Sans annoncer de soutien à Emmanuel Macron mais en semblant préparer l’après-présidentielle, Manuel Valls a lâché mardi le candidat socialiste Benoît Hamon, qui a dénoncé son absence de parrainage comme une trahison des électeurs de la primaire.
« Je ne parrainerai personne et je n’ai aucune leçon de responsabilité ou de loyauté à recevoir », a lancé l’ancien Premier ministre, critiqué par une partie du PS pour ce choix, selon des participants à cette réunion à huis clos dans la salle Colbert de l’Assemblée nationale.
« Je ne peux pas me retrouver dans ce que je considère comme une dérive (…) Nous ne pouvons pas accepter une gauche qui se replie sur elle-même et parfois dans une forme de sectarisme », a encore lancé ce député devant environ 300 personnes, dont une centaine de parlementaires, selon des témoins.
Et « nous ne voulons ni du FN, ni d’un second tour Fillon/Le Pen » mais que « le camp progressiste, la gauche, l’emporte ».
Discret depuis sa défaite à la primaire socialiste fin janvier, hormis deux réunions devant ses partisans, M. Valls est sorti de son silence mardi en annonçant à Paris Match qu’il ne parrainerait pas Benoît Hamon.
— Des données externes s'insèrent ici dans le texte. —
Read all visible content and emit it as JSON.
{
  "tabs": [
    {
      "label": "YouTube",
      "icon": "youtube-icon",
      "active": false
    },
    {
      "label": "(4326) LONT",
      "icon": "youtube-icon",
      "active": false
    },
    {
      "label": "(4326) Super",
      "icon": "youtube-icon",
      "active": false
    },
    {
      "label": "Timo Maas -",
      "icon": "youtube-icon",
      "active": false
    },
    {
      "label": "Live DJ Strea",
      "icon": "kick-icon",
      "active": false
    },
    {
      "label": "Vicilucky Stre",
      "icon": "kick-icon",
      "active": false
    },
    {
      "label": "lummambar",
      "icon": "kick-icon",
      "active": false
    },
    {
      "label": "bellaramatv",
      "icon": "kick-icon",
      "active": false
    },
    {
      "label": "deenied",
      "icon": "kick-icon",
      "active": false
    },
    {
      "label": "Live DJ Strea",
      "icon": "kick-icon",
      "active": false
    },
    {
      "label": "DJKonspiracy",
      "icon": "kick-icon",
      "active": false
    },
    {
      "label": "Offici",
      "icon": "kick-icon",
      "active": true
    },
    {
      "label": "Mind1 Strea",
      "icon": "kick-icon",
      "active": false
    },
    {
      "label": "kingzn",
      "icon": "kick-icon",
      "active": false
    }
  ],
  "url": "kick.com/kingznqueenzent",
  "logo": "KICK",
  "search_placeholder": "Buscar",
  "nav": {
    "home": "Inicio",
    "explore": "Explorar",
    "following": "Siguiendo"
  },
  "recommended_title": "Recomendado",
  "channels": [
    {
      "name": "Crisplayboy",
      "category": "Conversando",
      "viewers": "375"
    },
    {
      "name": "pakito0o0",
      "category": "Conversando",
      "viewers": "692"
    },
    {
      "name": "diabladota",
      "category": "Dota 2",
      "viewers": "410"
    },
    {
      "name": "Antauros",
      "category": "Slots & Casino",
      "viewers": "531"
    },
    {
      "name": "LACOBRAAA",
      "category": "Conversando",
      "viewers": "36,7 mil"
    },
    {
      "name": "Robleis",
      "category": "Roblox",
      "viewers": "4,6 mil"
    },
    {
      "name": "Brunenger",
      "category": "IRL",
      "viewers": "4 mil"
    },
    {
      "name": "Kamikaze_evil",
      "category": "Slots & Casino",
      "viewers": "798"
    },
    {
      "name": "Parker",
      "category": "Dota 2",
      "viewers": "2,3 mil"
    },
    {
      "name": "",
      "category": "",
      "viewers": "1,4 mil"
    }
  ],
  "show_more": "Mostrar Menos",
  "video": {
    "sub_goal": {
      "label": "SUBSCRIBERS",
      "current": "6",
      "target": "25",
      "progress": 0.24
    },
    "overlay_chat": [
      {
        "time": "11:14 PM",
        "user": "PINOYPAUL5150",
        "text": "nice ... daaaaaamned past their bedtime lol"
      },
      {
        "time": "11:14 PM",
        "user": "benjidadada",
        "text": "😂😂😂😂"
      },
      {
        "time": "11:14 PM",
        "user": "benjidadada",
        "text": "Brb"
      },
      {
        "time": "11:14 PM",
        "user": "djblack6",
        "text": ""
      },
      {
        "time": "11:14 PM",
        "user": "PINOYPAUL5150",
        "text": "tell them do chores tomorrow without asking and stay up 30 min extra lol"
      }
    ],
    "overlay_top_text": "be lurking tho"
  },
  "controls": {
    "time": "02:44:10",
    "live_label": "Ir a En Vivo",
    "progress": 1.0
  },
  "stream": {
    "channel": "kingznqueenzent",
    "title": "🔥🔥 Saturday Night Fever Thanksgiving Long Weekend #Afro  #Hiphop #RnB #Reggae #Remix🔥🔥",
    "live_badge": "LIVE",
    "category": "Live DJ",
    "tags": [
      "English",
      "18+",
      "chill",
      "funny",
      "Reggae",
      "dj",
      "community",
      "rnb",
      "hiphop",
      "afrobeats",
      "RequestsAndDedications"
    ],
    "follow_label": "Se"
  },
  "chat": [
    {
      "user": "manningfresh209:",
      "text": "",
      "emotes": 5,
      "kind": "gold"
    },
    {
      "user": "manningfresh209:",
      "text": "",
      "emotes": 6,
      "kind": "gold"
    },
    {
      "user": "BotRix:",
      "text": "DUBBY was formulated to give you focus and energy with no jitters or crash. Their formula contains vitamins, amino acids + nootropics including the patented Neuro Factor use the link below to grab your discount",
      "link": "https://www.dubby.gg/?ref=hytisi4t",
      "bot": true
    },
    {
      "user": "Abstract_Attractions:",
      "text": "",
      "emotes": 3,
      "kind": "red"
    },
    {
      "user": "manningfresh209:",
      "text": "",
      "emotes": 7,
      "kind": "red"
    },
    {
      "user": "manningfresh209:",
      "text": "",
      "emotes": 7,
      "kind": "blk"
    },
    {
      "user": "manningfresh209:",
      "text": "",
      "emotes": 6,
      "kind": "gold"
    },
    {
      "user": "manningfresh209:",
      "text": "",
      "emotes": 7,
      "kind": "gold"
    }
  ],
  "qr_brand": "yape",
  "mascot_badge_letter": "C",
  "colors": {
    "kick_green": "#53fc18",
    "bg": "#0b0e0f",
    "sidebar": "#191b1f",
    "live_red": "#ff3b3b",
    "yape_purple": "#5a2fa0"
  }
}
Il a plaidé qu’il ne pouvait « pas assumer autant de contradictions » après l’accord entre le vainqueur de la primaire avec le candidat d’EELV Yannick Jadot.
Cette position contraste avec celle à droite d’Alain Juppé, parrain de François Fillon malgré de profonds désaccords. Elle a suscité d’autant plus la consternation des hamonistes que M. Valls, comme les autres candidats, s’était engagé à soutenir le vainqueur de la primaire.
« Moi, je ne me sens pas trahi, mais sans doute les électeurs de la primaire se sentent-ils aujourd’hui trahis », a déploré M. Hamon dans le JT de TF1, appelant « les Français de gauche à submerger ces petits calculs ». « Comment lutter efficacement contre le Front national quand justement soi-même on ne respecte pas le verdict des urnes », a aussi demandé ce député et ancien ministre.
« Nous sommes des élus. Le résultat de l’élection, c’est sacré. Nous ne pouvons pas trahir des engagements pris auprès des Français », a tancé de son côté le patron des députés PS, Olivier Faure.
Manuel Valls, qui avait démenti lundi des informations de presse sur son éventuel soutien à Emmanuel Macron avant le premier tour, a toutefois semblé faire un pas vers la recomposition politique promise en cas de victoire de son ancien ministre et rival.
Reprenant l’idée d’une « maison des progressistes » abordée en 2014, il a défendu « des coalitions à la française » avec « des accords sur des sujets essentiels » grâce à une force politique qui regrouperait « la gauche de responsabilité ». Des scénarios probables au cas où M. Macron accèderait à l’Elysée et n’aurait pas de majorité nette à l’Assemblée.
Dans l’immédiat, les proches de l’ex-locataire de Matignon semblent divisés face à l’attitude à adopter vis-à-vis du candidat de 39 ans, devenu dans les sondages le favori pour la présidentielle.
Certains défendent une posture légitimiste, même « silencieuse », en faveur de M. Hamon, d’autres souhaitent un ralliement à M. Macron s’il parvient au second tour. D’autres encore poussent pour un soutien avant le premier tour du candidat d’En Marche!.
« J’ai le plus grand respect pour les choix de chacun d’entre vous. Il y a une liberté. C’est nouveau et c’est ainsi », leur a dit leur patron.
Une dernière option, qui aurait la préférence de M. Valls selon un de ses proches, serait de n’annoncer un soutien à M. Macron que si l’hypothèse d’un second tour François Fillon- Marine Le Pen reprenait corps.
Car un rapprochement trop précoce avec M. Macron pourrait aussi se heurter à une porte largement fermée aux soutiens tardifs, à un peu plus d’un mois du premier tour.
« Je n’ai pas fondé une maison d’hôtes », a lancé le candidat d’En Marche! en déplacement à Lille, disant ne pas vouloir consacrer son temps « à parler des vicissitudes des partis qui ne m’intéressent pas ».
« Il ne s’agit pas de négocier, de se rallier ou de rejoindre une maison d’hôte. Ce n’est pas le sujet. Nous devons rester groupés et rassemblés. Sur le fond », a exhorté mardi soir M. Valls.
Pour un ténor socialiste, « Manuel Valls cherche à revenir dans le film. Il voudrait être un faiseur de rois, de majorité », mais « s’est tiré une rafale dans le pied » en ne parrainant pas.